🤖 AI Summary
This paper addresses the mismatch between denoisers and optimization priors—and the lack of theoretical guarantees—in plug-and-play (PnP) image restoration. We propose the Gradient-Step Denoiser (GSD), which explicitly models deep denoising networks as gradient descent steps or proximal operators within an optimization framework. Methodologically, we design a differentiable architecture grounded in proximal operator theory and jointly train the denoiser with the optimization iterations to ensure algorithmic convergence. Theoretically, GSD unifies implicit deep priors with explicit optimization models, significantly enhancing interpretability and stability. Experiments demonstrate that GSD achieves state-of-the-art denoising performance across diverse inverse problems—including deblurring and computed tomography (CT) reconstruction—while providing rigorous convergence guarantees.
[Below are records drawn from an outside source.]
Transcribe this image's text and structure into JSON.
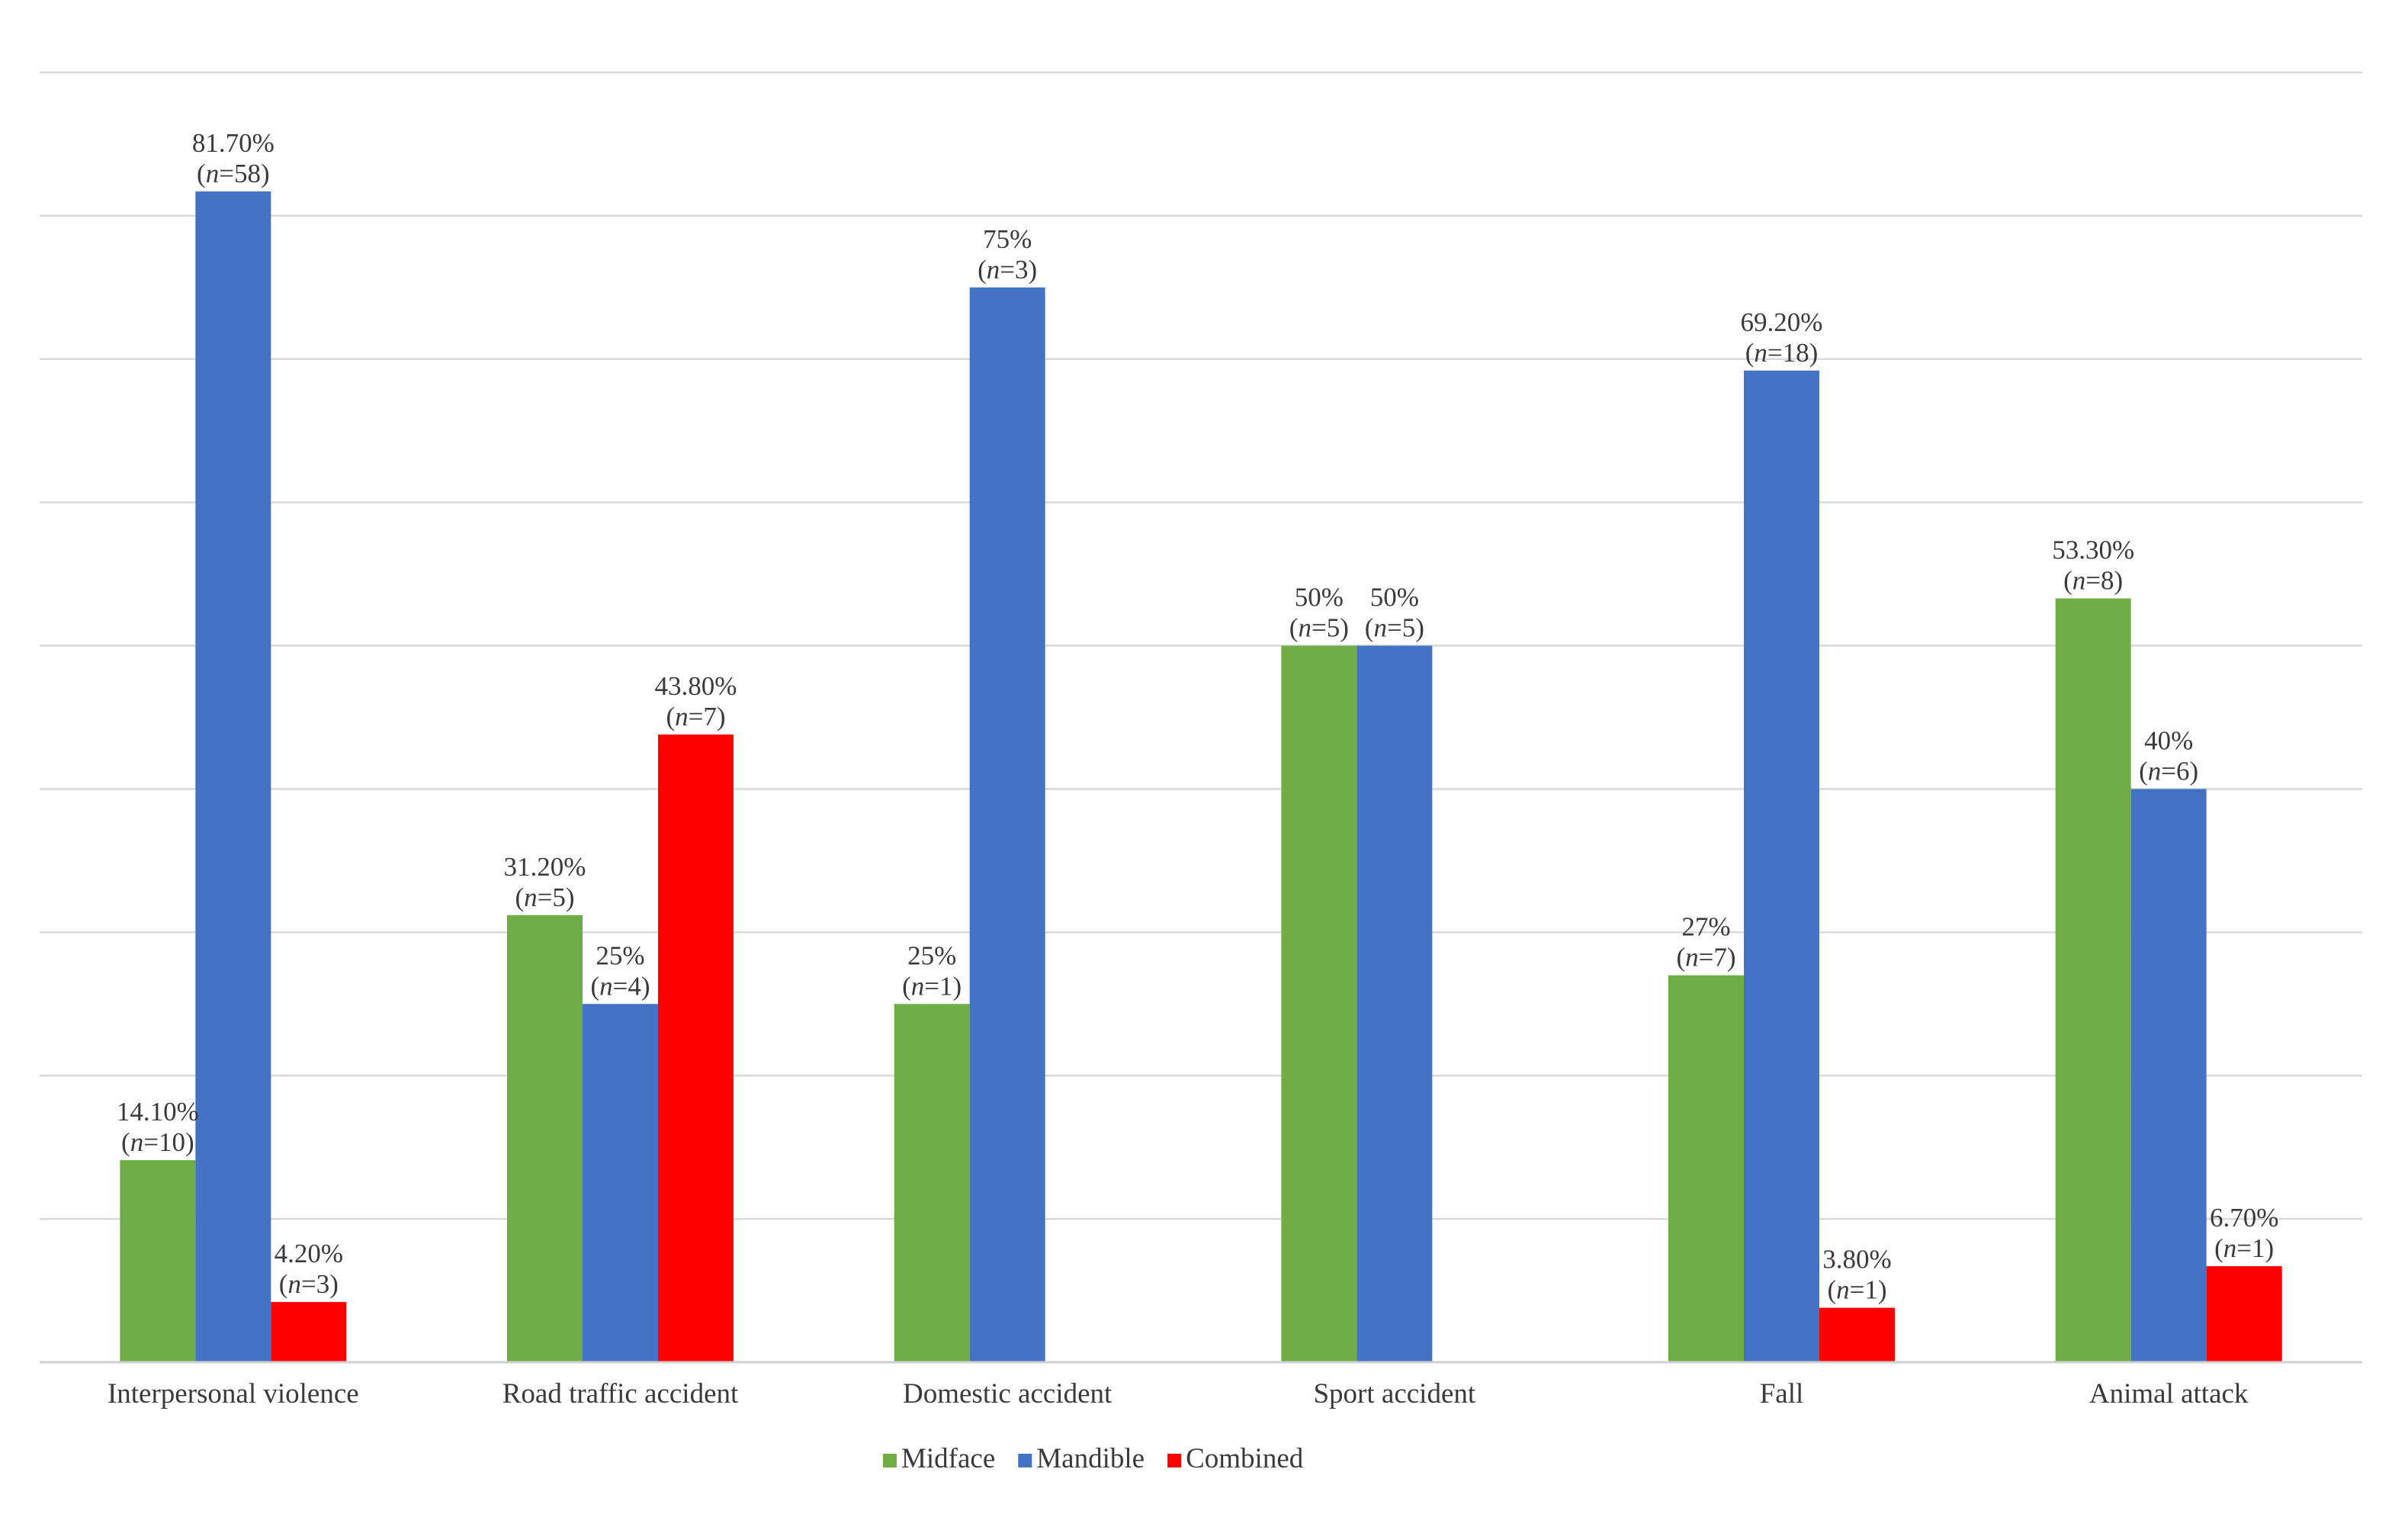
{
  "chart_data": {
    "type": "bar",
    "title": "",
    "xlabel": "",
    "ylabel": "",
    "ylim": [
      0,
      90
    ],
    "grid": true,
    "legend_position": "bottom",
    "categories": [
      "Interpersonal violence",
      "Road traffic accident",
      "Domestic accident",
      "Sport accident",
      "Fall",
      "Animal attack"
    ],
    "series": [
      {
        "name": "Midface",
        "color": "#70ad47",
        "values": [
          14.1,
          31.2,
          25,
          50,
          27,
          53.3
        ],
        "labels": [
          "14.10%",
          "31.20%",
          "25%",
          "50%",
          "27%",
          "53.30%"
        ],
        "n": [
          "10",
          "5",
          "1",
          "5",
          "7",
          "8"
        ]
      },
      {
        "name": "Mandible",
        "color": "#4472c4",
        "values": [
          81.7,
          25,
          75,
          50,
          69.2,
          40
        ],
        "labels": [
          "81.70%",
          "25%",
          "75%",
          "50%",
          "69.20%",
          "40%"
        ],
        "n": [
          "58",
          "4",
          "3",
          "5",
          "18",
          "6"
        ]
      },
      {
        "name": "Combined",
        "color": "#ff0000",
        "values": [
          4.2,
          43.8,
          null,
          null,
          3.8,
          6.7
        ],
        "labels": [
          "4.20%",
          "43.80%",
          null,
          null,
          "3.80%",
          "6.70%"
        ],
        "n": [
          "3",
          "7",
          null,
          null,
          "1",
          "1"
        ]
      }
    ]
  }
}
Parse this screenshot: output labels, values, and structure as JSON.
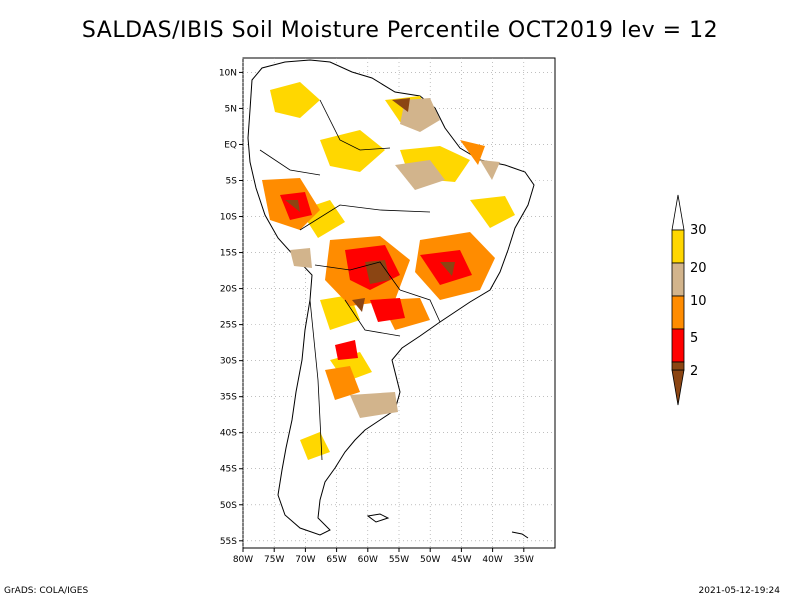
{
  "title": "SALDAS/IBIS Soil Moisture Percentile OCT2019 lev = 12",
  "map": {
    "lon_range": [
      -80,
      -30
    ],
    "lat_range": [
      -56,
      12
    ],
    "lat_ticks": [
      {
        "value": 10,
        "label": "10N"
      },
      {
        "value": 5,
        "label": "5N"
      },
      {
        "value": 0,
        "label": "EQ"
      },
      {
        "value": -5,
        "label": "5S"
      },
      {
        "value": -10,
        "label": "10S"
      },
      {
        "value": -15,
        "label": "15S"
      },
      {
        "value": -20,
        "label": "20S"
      },
      {
        "value": -25,
        "label": "25S"
      },
      {
        "value": -30,
        "label": "30S"
      },
      {
        "value": -35,
        "label": "35S"
      },
      {
        "value": -40,
        "label": "40S"
      },
      {
        "value": -45,
        "label": "45S"
      },
      {
        "value": -50,
        "label": "50S"
      },
      {
        "value": -55,
        "label": "55S"
      }
    ],
    "lon_ticks": [
      {
        "value": -80,
        "label": "80W"
      },
      {
        "value": -75,
        "label": "75W"
      },
      {
        "value": -70,
        "label": "70W"
      },
      {
        "value": -65,
        "label": "65W"
      },
      {
        "value": -60,
        "label": "60W"
      },
      {
        "value": -55,
        "label": "55W"
      },
      {
        "value": -50,
        "label": "50W"
      },
      {
        "value": -45,
        "label": "45W"
      },
      {
        "value": -40,
        "label": "40W"
      },
      {
        "value": -35,
        "label": "35W"
      }
    ],
    "colors": {
      "lt2": "#8b4513",
      "2to5": "#ff0000",
      "5to10": "#ff8c00",
      "10to20": "#d2b48c",
      "20to30": "#ffd700",
      "gt30": "#ffffff"
    }
  },
  "colorbar": {
    "labels": [
      "2",
      "5",
      "10",
      "20",
      "30"
    ]
  },
  "footer": {
    "left": "GrADS: COLA/IGES",
    "right": "2021-05-12-19:24"
  }
}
This enables efficient and robust image restoration without sacrificing theoretical soundness.
📝 Abstract
In this paper we analyze the Gradient-Step Denoiser and its usage in Plug-and-Play algorithms. The Plug-and-Play paradigm of optimization algorithms uses off the shelf denoisers to replace a proximity operator or a gradient descent operator of an image prior. Usually this image prior is implicit and cannot be expressed, but the Gradient-Step Denoiser is trained to be exactly the gradient descent operator or the proximity operator of an explicit functional while preserving state-of-the-art denoising capabilities.